Dos clases de pecadores
Al reflexionar lo que sucede con los dos hijos en la parábola, estamos reflexionando, a la vez, en el padre. El relato de los hijos sirve únicamente para revelar el corazón del Padre. En ninguna otra parte había descrito Jesús al Padre celestial de una manera más viva e impactante como lo hace en la presente parábola.
El marco narrativo inicial de la parábola presenta a los escribas y fariseos escandalizándose porque el Maestro acoge a los pecadores y se sienta a la mesa para comer con ellos (Lc 15,2). Por ello, Jesús les cuenta esta parábola, que desarrolla en dos cuadros, donde describe las dos clases de pecadores de que hablan los dos primeros versículos del capítulo: “los publicanos y pecadores; y los fariseos y maestros de la ley” (v. 1-2).Los primeros están personalizados en el hijo menor; los segundos, los fariseos, en el mayor, cumplidor, fiel y obediente a los mandatos del padre, pero carente de amor, de ternura, duro con el hermano menor e indiferente con el Padre. Las dos clases de pecadores son: los que están convencidos de que son pecadores y así son considerados por los demás; y los que están convencidos que no son pecadores, se creen justos, y no experimentan necesidad de conversión. Por eso, el hijo mayor, en cuanto a su conversión, nos deja en suspenso, como lo hicieron los fariseos y quienes son como ellos en todos los tiempos.
El corazón humano se ha endurecido
El pecado endurece el corazón humano y le hace romper con el hermano.
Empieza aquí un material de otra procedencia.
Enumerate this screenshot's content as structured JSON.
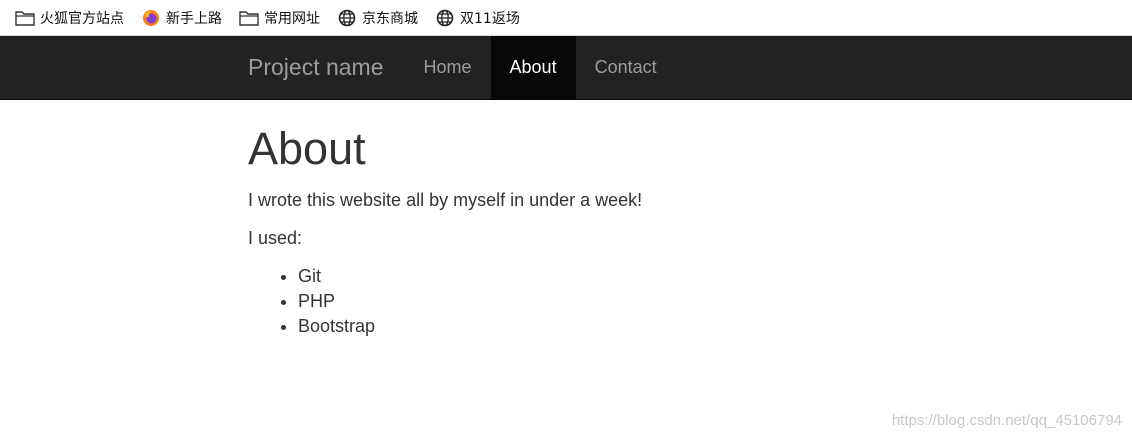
{
  "bookmarks": [
    {
      "label": "火狐官方站点",
      "icon": "folder-icon"
    },
    {
      "label": "新手上路",
      "icon": "firefox-icon"
    },
    {
      "label": "常用网址",
      "icon": "folder-icon"
    },
    {
      "label": "京东商城",
      "icon": "globe-icon"
    },
    {
      "label": "双11返场",
      "icon": "globe-icon"
    }
  ],
  "navbar": {
    "brand": "Project name",
    "items": [
      {
        "label": "Home",
        "active": false
      },
      {
        "label": "About",
        "active": true
      },
      {
        "label": "Contact",
        "active": false
      }
    ],
    "background": "#222222",
    "active_background": "#080808"
  },
  "main": {
    "title": "About",
    "intro": "I wrote this website all by myself in under a week!",
    "used_label": "I used:",
    "tools": [
      "Git",
      "PHP",
      "Bootstrap"
    ]
  },
  "watermark": "https://blog.csdn.net/qq_45106794"
}
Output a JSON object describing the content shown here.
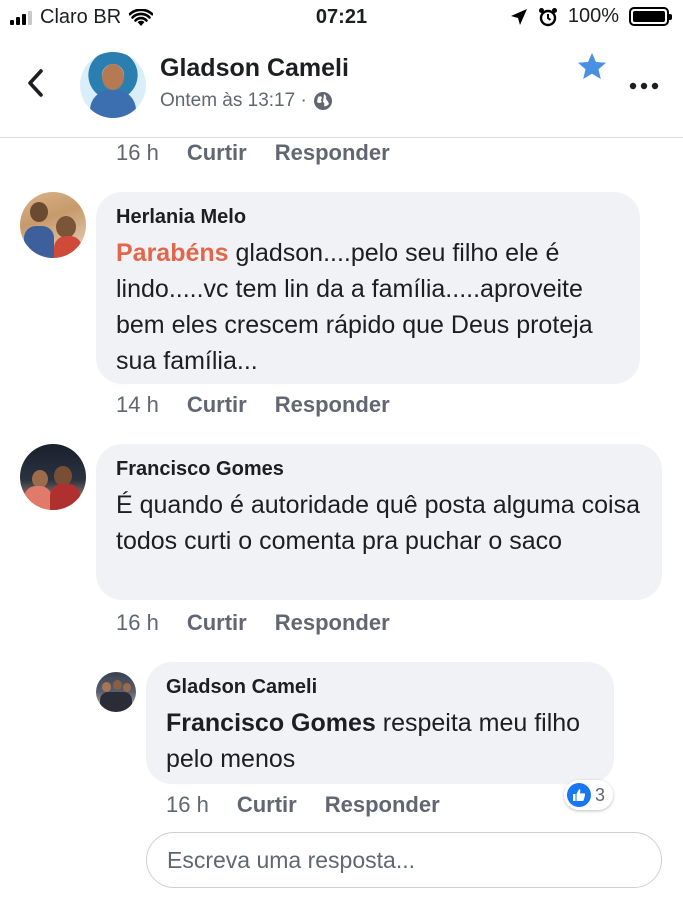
{
  "status_bar": {
    "carrier": "Claro BR",
    "time": "07:21",
    "battery": "100%",
    "signal_bars_filled": 3,
    "signal_bars_total": 4
  },
  "header": {
    "name": "Gladson Cameli",
    "subtitle": "Ontem às 13:17 ·",
    "back_icon": "chevron-left-icon",
    "star_icon": "star-icon",
    "more_icon": "more-icon",
    "accent_color": "#4a90e2"
  },
  "top_meta": {
    "time": "16 h",
    "like": "Curtir",
    "reply": "Responder"
  },
  "comments": [
    {
      "author": "Herlania Melo",
      "highlight": "Parabéns",
      "text": " gladson....pelo seu filho ele é lindo.....vc tem lin da a família.....aproveite bem eles crescem rápido  que Deus proteja sua família...",
      "time": "14 h",
      "like": "Curtir",
      "reply": "Responder"
    },
    {
      "author": "Francisco Gomes",
      "text": "É quando é autoridade quê posta alguma coisa todos curti o comenta pra puchar o saco",
      "time": "16 h",
      "like": "Curtir",
      "reply": "Responder"
    }
  ],
  "reply": {
    "author": "Gladson Cameli",
    "mention": "Francisco Gomes",
    "text": "  respeita meu filho pelo menos",
    "time": "16 h",
    "like": "Curtir",
    "reply": "Responder",
    "reaction_count": "3",
    "reaction_icon": "like-icon"
  },
  "reply_input": {
    "placeholder": "Escreva uma resposta...",
    "value": ""
  }
}
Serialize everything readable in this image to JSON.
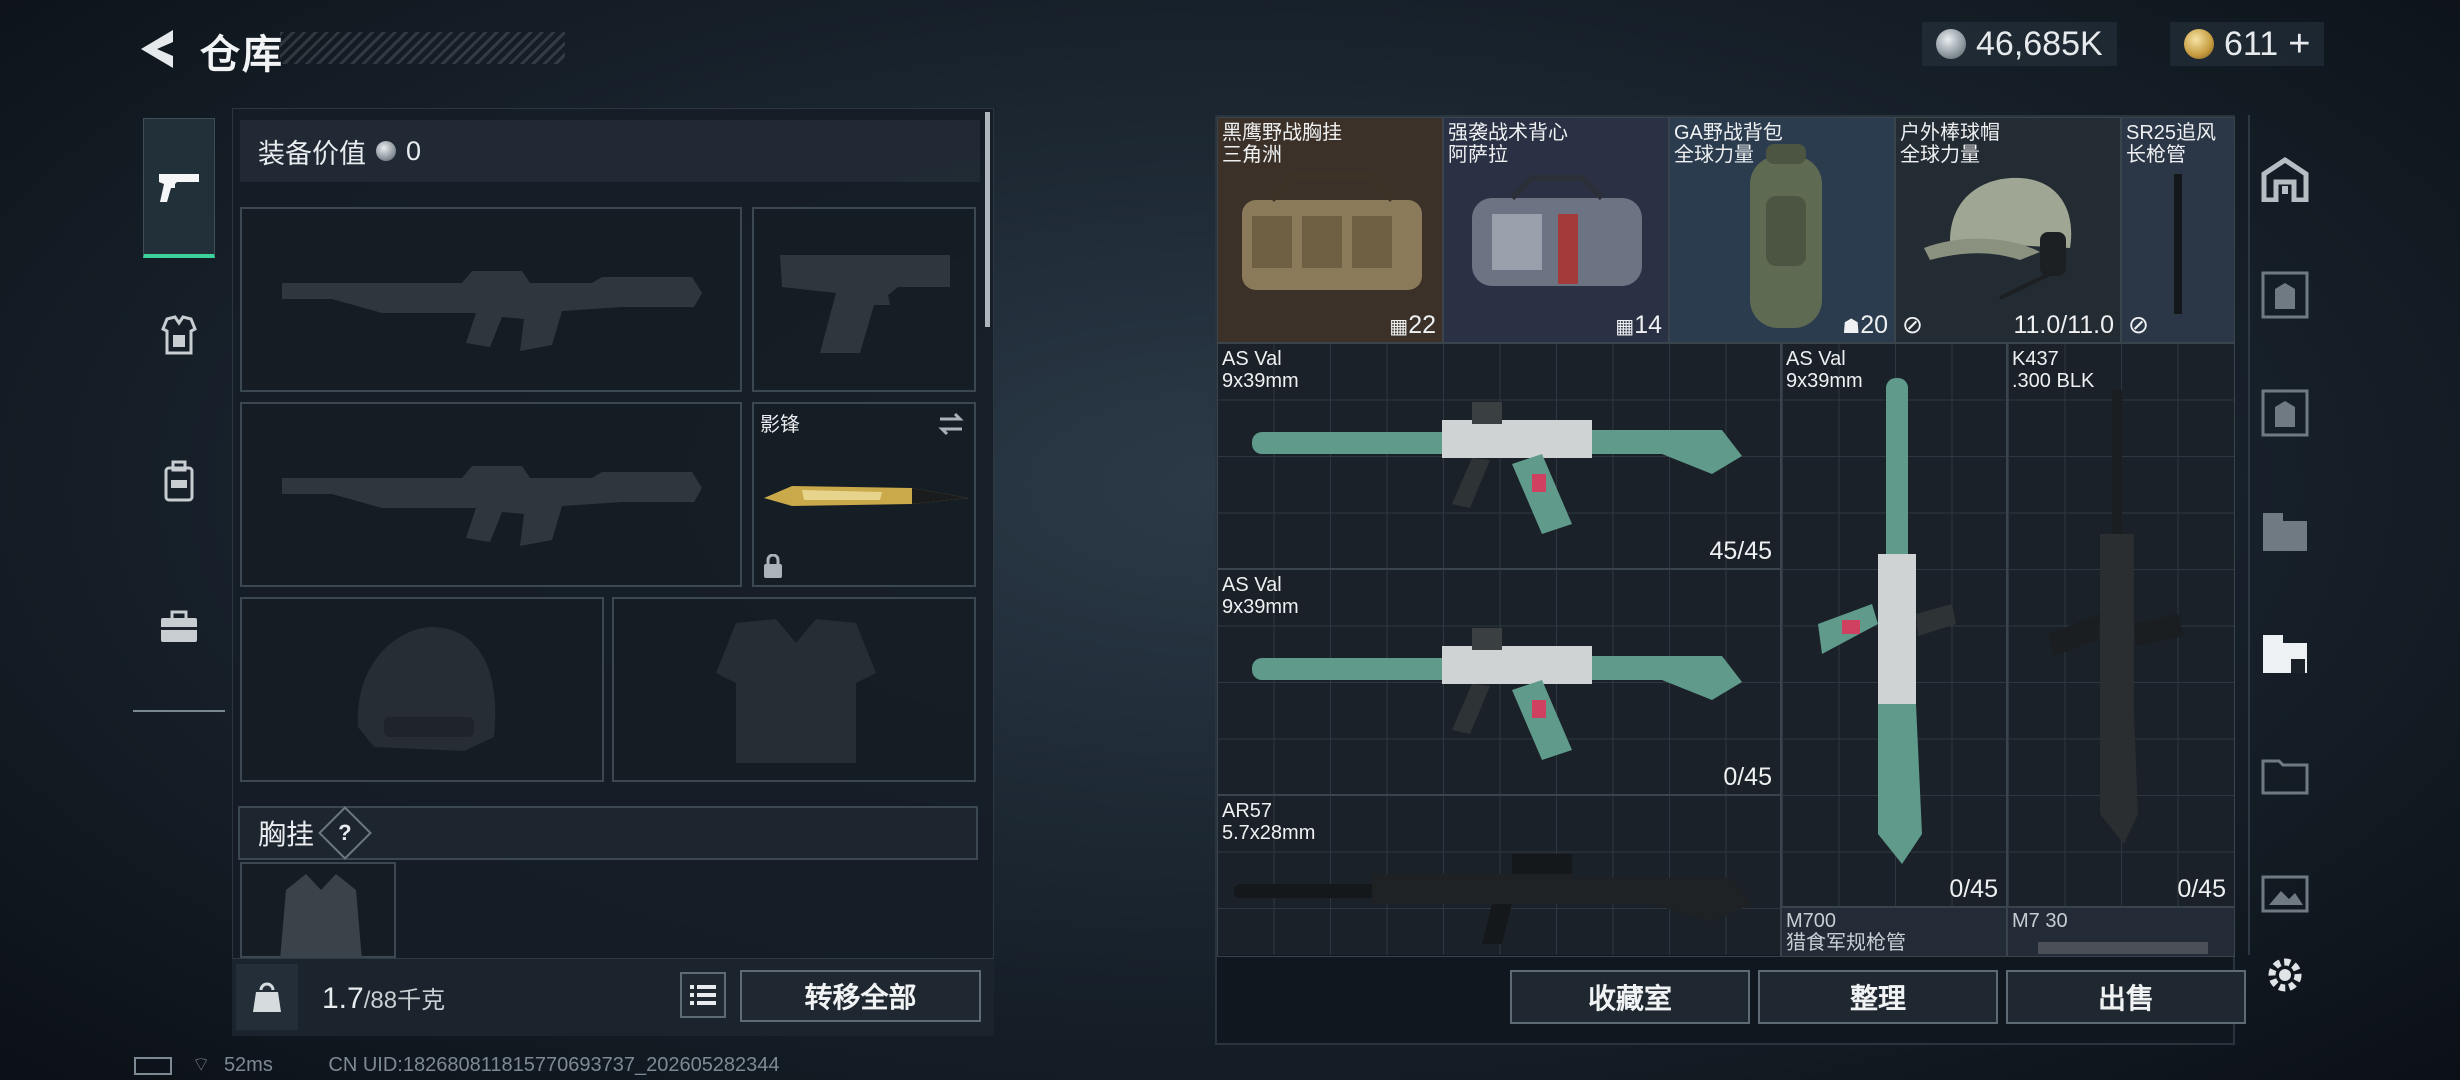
{
  "header": {
    "title": "仓库",
    "currency_main": "46,685K",
    "currency_premium": "611",
    "currency_premium_plus": "+"
  },
  "left_panel": {
    "equipment_value_label": "装备价值",
    "equipment_value": "0",
    "melee_name": "影锋",
    "chest_section_label": "胸挂",
    "chest_section_help": "?",
    "weight_current": "1.7",
    "weight_max": "/88千克",
    "transfer_all_label": "转移全部"
  },
  "stash": {
    "top_items": [
      {
        "line1": "黑鹰野战胸挂",
        "line2": "三角洲",
        "count": "22"
      },
      {
        "line1": "强袭战术背心",
        "line2": "阿萨拉",
        "count": "14"
      },
      {
        "line1": "GA野战背包",
        "line2": "全球力量",
        "count": "20"
      },
      {
        "line1": "户外棒球帽",
        "line2": "全球力量",
        "count": "11.0/11.0"
      },
      {
        "line1": "SR25追风",
        "line2": "长枪管",
        "count": ""
      }
    ],
    "weapons": [
      {
        "name": "AS Val",
        "ammo": "9x39mm",
        "count": "45/45"
      },
      {
        "name": "AS Val",
        "ammo": "9x39mm",
        "count": "0/45"
      },
      {
        "name": "AR57",
        "ammo": "5.7x28mm",
        "count": ""
      },
      {
        "name": "AS Val",
        "ammo": "9x39mm",
        "count": "0/45"
      },
      {
        "name": "K437",
        "ammo": ".300 BLK",
        "count": "0/45"
      },
      {
        "name": "M700",
        "ammo": "猎食军规枪管",
        "count": ""
      },
      {
        "name": "M7 30",
        "ammo": "",
        "count": ""
      }
    ],
    "buttons": {
      "collection": "收藏室",
      "organize": "整理",
      "sell": "出售"
    }
  },
  "footer": {
    "ping": "52ms",
    "uid": "CN UID:1826808118157706937​37_202605282344"
  },
  "colors": {
    "accent": "#3bd39a",
    "background": "#1a2430",
    "panel": "#161d25"
  }
}
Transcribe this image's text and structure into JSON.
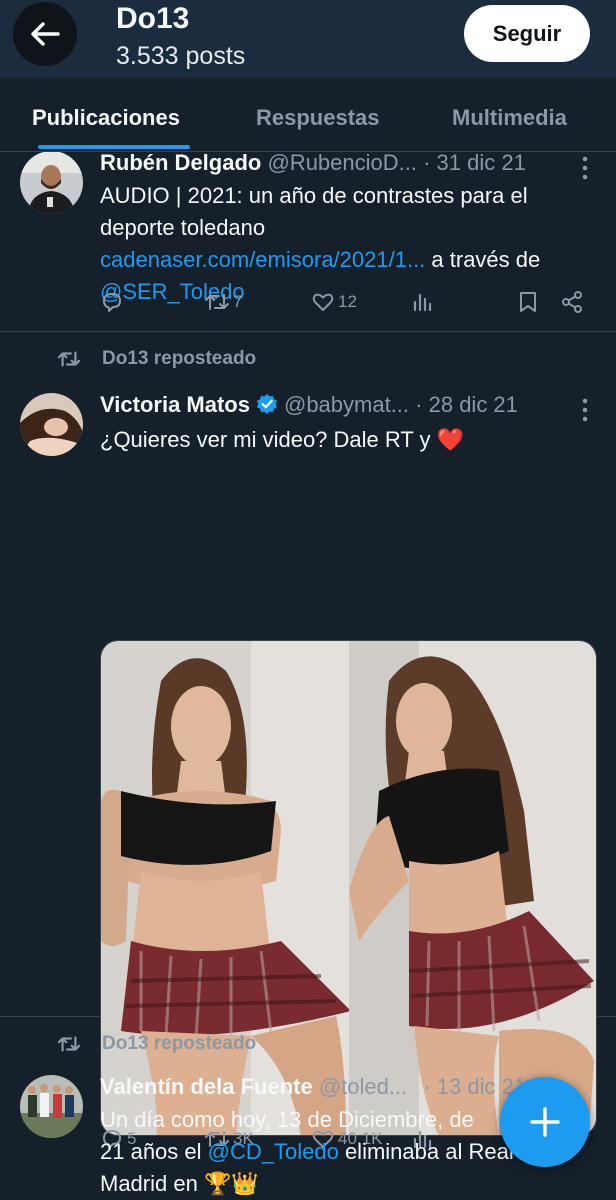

Por eso, llega un momento en que el hijo menor dice a su padre: “Dame la parte de la herencia que me corresponde” (v. 12). Había gozado del amor y de los cuidados de su padre, pero ya no se interesa por él, se ha revelado contra él, sólo piensa en las cosas y en abandonar al padre, y de qué manera. Prácticamente le exigió al padre que le entregara la herencia, es decir, quería que su padre hubiese muerto. El Padre, que había amasado una fortuna copiosa para sus hijos, no logró impedir la partida del hijo menor, porque el hambre por el dinero, por las cosas, por los placeres se habían apoderado del corazón de aquel hijo ingrato y lo había endurecido. El amor abundante y generoso del Padre no había logrado penetrar en el corazón del hijo menor. Y eso mismo acontece hoy con nuestra sociedad. Los hombres y mujeres de nuestro tiempo nos hemos ido dejado hipnotizar por el placer, por las cosas, por su posesión y hemos dejado endurecer y secar el corazón con las personas. Por eso, para muchos, Dios ya no interesa lo más mínimo y las otras personas, mucho menos. Más aún, confiarse a Dios aparece hoy como una debilidad.